GOV. RON DESANTIS: Obviously it is good news. I think the biggest part of the reason we have a lower fatality rate in Florida is because we really focused on protecting those people who are most vulnerable to the virus, such as our senior citizens living in long-term care facilities. We barred hospital from sending the sick coronavirus patients back into nursing homes because we knew it would spread among the vulnerable population. If you compare that with the states that did the opposite, where they forced them back again you know that the numbers speak for themselves.
But we've also done since March and April is we've established twelve COVID-only nursing facilities around the state so that if someone tests positive in a nursing home they can't be isolated properly, we have a place to can be transferred. So we've done a lot of things like that to lower the burden on the most vulnerable, but you also look at things like we are testing way more than what we are testing in March and April. And it's definitely true, California, Texas, Arizona, Florida, Georgia, we have seen more spread over the past 3 weeks, I mean that that is true, but we're also testing anyone who walks in the door...
So what we're dealing with now is different then the Northeast in March and April, and if you look at Texas, look at Florida, look at some of those states, we had what we thought everyone said we wanted -- a flatter curve. But we're really good shape to be able to deal with it...
But yeah I think the outcomes you know really what matters... Flatten The Curve was never that we wouldn't have any more infections, it was to spread them out over a longer period of time... Our case fatality rate is like 4 or 5 times lower than some of the higher-death states that we had in the Northeast...
In March and April, because of the amount of fear and hysteria that was out there, you had a huge drop in people coming for things like heart attacks and strokes, and so what happened is people put off care, they thought they may get the virus in the hospital, or they thought that all the hospital were overflowing with corona patients, they didn't want to go in because of that, and now you have people that are going back and showing up to get the care they need. Now, unfortunately, some of those folks who deferred care, their conditions are more acute now but we would rather have them going and get the care they need.

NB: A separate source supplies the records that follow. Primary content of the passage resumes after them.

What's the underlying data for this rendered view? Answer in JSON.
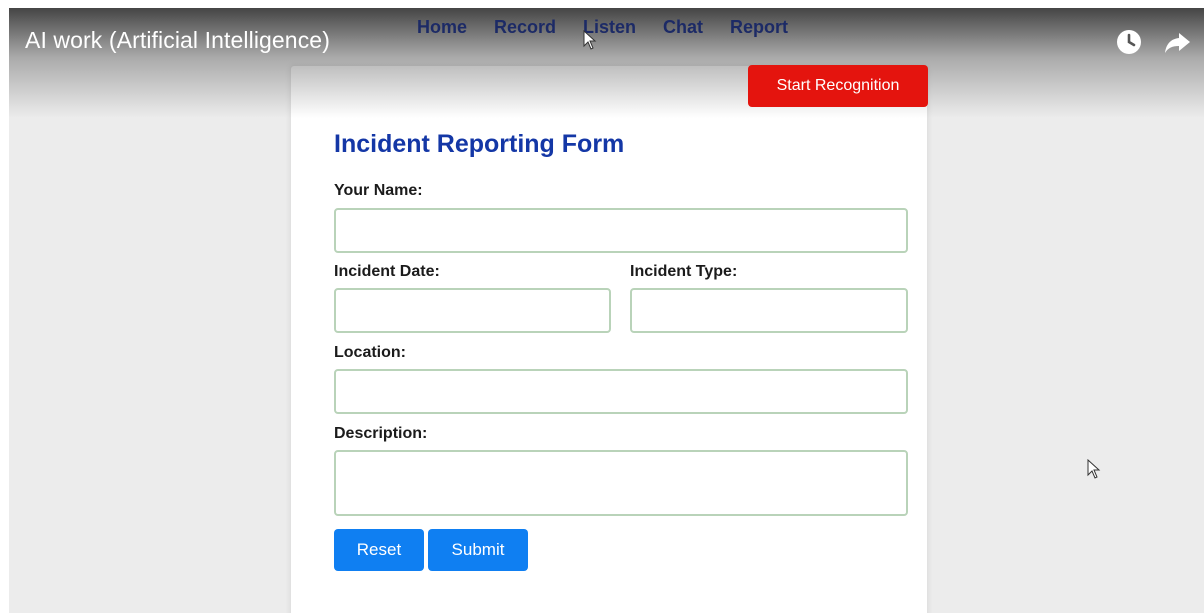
{
  "video": {
    "title": "AI work (Artificial Intelligence)",
    "icons": [
      "clock-icon",
      "share-icon"
    ]
  },
  "nav": {
    "items": [
      {
        "label": "Home"
      },
      {
        "label": "Record"
      },
      {
        "label": "Listen"
      },
      {
        "label": "Chat"
      },
      {
        "label": "Report"
      }
    ]
  },
  "recognition": {
    "start_label": "Start Recognition"
  },
  "form": {
    "title": "Incident Reporting Form",
    "name_label": "Your Name:",
    "name_value": "",
    "date_label": "Incident Date:",
    "date_value": "",
    "type_label": "Incident Type:",
    "type_value": "",
    "location_label": "Location:",
    "location_value": "",
    "description_label": "Description:",
    "description_value": "",
    "reset_label": "Reset",
    "submit_label": "Submit"
  },
  "colors": {
    "nav_text": "#1c2a66",
    "title": "#1437a6",
    "start_button": "#e4140e",
    "primary_button": "#0f7ff2",
    "field_border": "#b9d3b9"
  }
}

What they don't tell you when they run these things, as you know in Florida, right now we've got about 6000 ICU beds available statewide, we've got about 1000 available, but they usually run much higher than that. They usually run at 95-98%, thats hospital work. You know we had between 15 to 20% available for the past like 5 or 6 weeks... And one of the things that the media was doing in Florida, they're going around saying here's all the counties that have no ICU capacity, which is actually a grain of truth, because we have a lot of rural counties that don't have ICUs at all, so if somebody needs that type of care they go to one of the bigger medical systems in the state.
And so a lot of it is being put out I think to scare people, it is not productive. Look, if they're using it for political reasons because they don't like Republican governors, whatever, fine... but here's the thing that bothers me is that people do get frightened when they see some of this stuff and it does that it does deter some people potentially from going in to seek care and that is a bad consequence to have happen.